Specific outcomes will be:

• Capabilities for the dissemination of thermodynamic temperature demonstrated from 4 K to 25 K and from 25 K to ~300 K, with defined scale level uncertainties
• Thermodynamic temperature dissemination practicality demonstrated including possibility to supersede the defined scale in these ranges
• A coherent framework for dissemination of thermodynamic temperature (4 K – 300 K) will be developed and recommended to the CCT
• The practicality of thermodynamic temperature dissemination at higher temperatures will have been investigated to ~700 K

For the Consultative Committee of Thermometry

Many of the consortium members are members of the CCT, indeed three (PTB, NPL, UL) are chairs of CCT Working Groups. This means the outcomes of DireK-T will be incorporated into CCT advice and recommendations for use by the global thermometry community at the earliest opportunity. Possible outcomes are: revision of the MeP-K, revision of the CCT Strategy and revised consensus values of T–T₉₀. Standards outcomes relating to CCT are given below and more fully in Section B3.c.

The outcomes of this project will be disseminated to the wider scientific community through the following:

• Research papers (at least 15) in relevant high impact journals
• Presentations (at least 12) at relevant conferences
• Dissemination workshop for EURAMET TC-T members
• Summer school on “Contemporary issues in primary thermometry” for academics and metrologists

Outcomes for relevant standards

This project will have a very significant outcomes for the whole thermometry community.
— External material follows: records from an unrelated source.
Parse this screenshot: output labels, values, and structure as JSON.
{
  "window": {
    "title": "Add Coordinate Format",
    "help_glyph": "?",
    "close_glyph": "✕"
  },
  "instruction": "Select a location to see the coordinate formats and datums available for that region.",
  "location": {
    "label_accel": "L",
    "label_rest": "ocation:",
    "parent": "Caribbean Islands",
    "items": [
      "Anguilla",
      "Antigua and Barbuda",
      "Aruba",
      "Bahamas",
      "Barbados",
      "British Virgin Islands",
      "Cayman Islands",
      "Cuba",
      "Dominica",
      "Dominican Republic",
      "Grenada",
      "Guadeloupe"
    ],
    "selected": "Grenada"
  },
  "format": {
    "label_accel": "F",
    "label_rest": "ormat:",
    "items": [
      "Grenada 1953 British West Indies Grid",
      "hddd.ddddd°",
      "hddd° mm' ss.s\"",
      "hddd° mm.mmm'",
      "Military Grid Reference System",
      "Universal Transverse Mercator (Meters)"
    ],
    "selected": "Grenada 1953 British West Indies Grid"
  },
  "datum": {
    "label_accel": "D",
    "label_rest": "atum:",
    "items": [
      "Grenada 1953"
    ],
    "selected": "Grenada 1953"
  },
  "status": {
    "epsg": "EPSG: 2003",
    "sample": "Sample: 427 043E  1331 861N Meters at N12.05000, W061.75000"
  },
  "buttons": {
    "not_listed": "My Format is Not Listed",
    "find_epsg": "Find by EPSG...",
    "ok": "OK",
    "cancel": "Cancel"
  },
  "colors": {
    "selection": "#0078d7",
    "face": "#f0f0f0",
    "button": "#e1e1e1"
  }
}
This will be effected chiefly through the CCT, the global authority on temperature, and the relevant standards body for this work.

Key inputs into the CCT, influencing its guides and recommendations are:

1. Evaluation report on sensors for disseminating thermodynamic temperature from 4 K to 25 K
2. Practical demonstration of practical thermodynamic temperature dissemination from 4 K to 25 K
3. Practical demonstration of practical thermodynamic temperature dissemination from 25 K to 300 K
4. Recommendation report to CCT with framework for thermodynamic temperature dissemination to 300 K
5. New determinations of T–T₉₀ in the whole range 4 K to 303 K
6. New determinations of T–T₉₀ in the range 303 K to ~700 K
7. Report to CCT on approach to disseminating thermodynamic temperature >300 K

In addition, the key international stakeholders, chiefly the RMO TC-Ts, will be kept informed of the progress of DireK-T by annual written reports. There will be an annual oral report to Euramet TC-T.